In May 2009 Cladistics researchers from Argentina and Sweden report on the largest tree to date–73,060 eukaryotic taxa, essentially everything Goloboff and colleagues could find in GenBank, ranging from algae and protozoans to flowering plants and vertebrates. In addition to size, there were several remarkable features. The tree was constructed from just 13 genes, each of which was sequenced for a subset of the total (750 to ~20,000 taxa), plus 604 morphologic characters that applied across most of the data set. Nearly all (92%) of the cells in the resulting data matrix (73,060 taxa x 9535 characters) were empty due to lack of data. Nonetheless, the parsimony analysis recovered most eukaryotic groups down to the level of order as monophyletic taxa. The analysis utilized TNT software previously developed (and made publicly available) by Goloboff and colleagues and took 2.5 months on 3 desktop computers (total 96 GB RAM, 16 x 3 Ghz processors). To manage the flow of data, nearly all steps were automated from extracting, labeling, and aligning GenBank sequences to analyzing monophyly of groups at various taxonomic levels.

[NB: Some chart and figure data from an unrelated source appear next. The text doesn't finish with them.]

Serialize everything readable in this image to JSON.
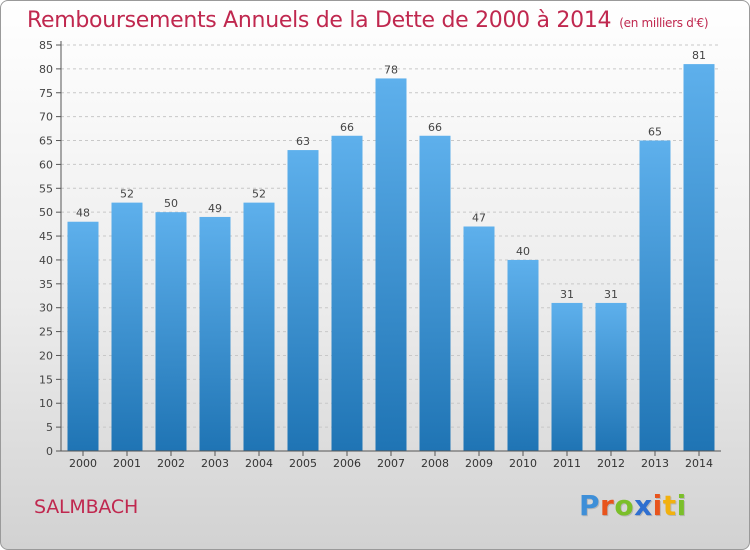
{
  "title": "Remboursements Annuels de la Dette de 2000 à 2014",
  "unit_note": "(en milliers d'€)",
  "commune": "SALMBACH",
  "logo": {
    "letters": [
      "P",
      "r",
      "o",
      "x",
      "i",
      "t",
      "i"
    ],
    "colors": [
      "#3e8fd8",
      "#e8541c",
      "#7bbf2a",
      "#2f6fd0",
      "#e8541c",
      "#f2b10e",
      "#7bbf2a"
    ]
  },
  "colors": {
    "title": "#c0284f",
    "bar_light": "#5eb0ec",
    "bar_dark": "#1f74b4"
  },
  "chart_data": {
    "type": "bar",
    "categories": [
      "2000",
      "2001",
      "2002",
      "2003",
      "2004",
      "2005",
      "2006",
      "2007",
      "2008",
      "2009",
      "2010",
      "2011",
      "2012",
      "2013",
      "2014"
    ],
    "values": [
      48,
      52,
      50,
      49,
      52,
      63,
      66,
      78,
      66,
      47,
      40,
      31,
      31,
      65,
      81
    ],
    "ylim": [
      0,
      85
    ],
    "yticks": [
      0,
      5,
      10,
      15,
      20,
      25,
      30,
      35,
      40,
      45,
      50,
      55,
      60,
      65,
      70,
      75,
      80,
      85
    ],
    "grid": true,
    "data_labels": true
  }
}
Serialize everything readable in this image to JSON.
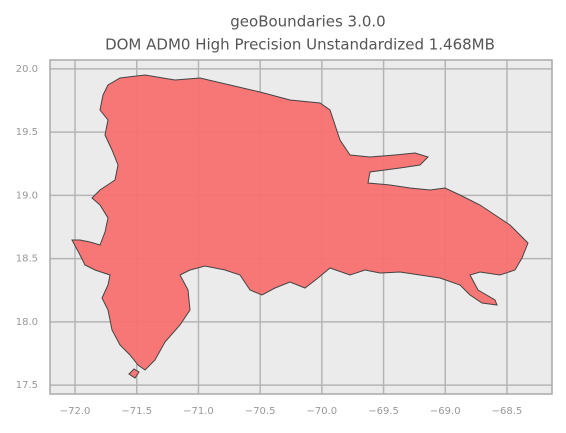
{
  "chart_data": {
    "type": "map",
    "title": "geoBoundaries 3.0.0",
    "subtitle": "DOM ADM0 High Precision Unstandardized 1.468MB",
    "xlim": [
      -72.203,
      -68.135
    ],
    "ylim": [
      17.43,
      20.07
    ],
    "xticks": [
      {
        "value": -72,
        "label": "−72.0"
      },
      {
        "value": -71.5,
        "label": "−71.5"
      },
      {
        "value": -71,
        "label": "−71.0"
      },
      {
        "value": -70.5,
        "label": "−70.5"
      },
      {
        "value": -70,
        "label": "−70.0"
      },
      {
        "value": -69.5,
        "label": "−69.5"
      },
      {
        "value": -69,
        "label": "−69.0"
      },
      {
        "value": -68.5,
        "label": "−68.5"
      }
    ],
    "yticks": [
      17.5,
      {
        "value": 18,
        "label": "18.0"
      },
      18.5,
      {
        "value": 19,
        "label": "19.0"
      },
      19.5,
      {
        "value": 20,
        "label": "20.0"
      }
    ],
    "grid": true,
    "color": "#f87171"
  }
}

Looking ahead, the authors see biggest challenges not in tree-building, but in alignment software and “that the sequence information required is simply non-existent, and the morphological information is scanty and fragmentary.” I know that a short segment of a single mitochondrial gene is considered insufficient for phylogeny, but it would be interesting to see what TNT could do with 40,777 COI sequences from 6,506 fish species (FishBOL), for example. I imagine that even TNT might have trouble analyzing all 603,002 COI sequences of the 57,159 species represented in BOLD (with many more to come). Phylogenetic trees are established as the goal of evolutionary analysis, but we may need alternate methods for analyzing differences and similarities in very large data sets.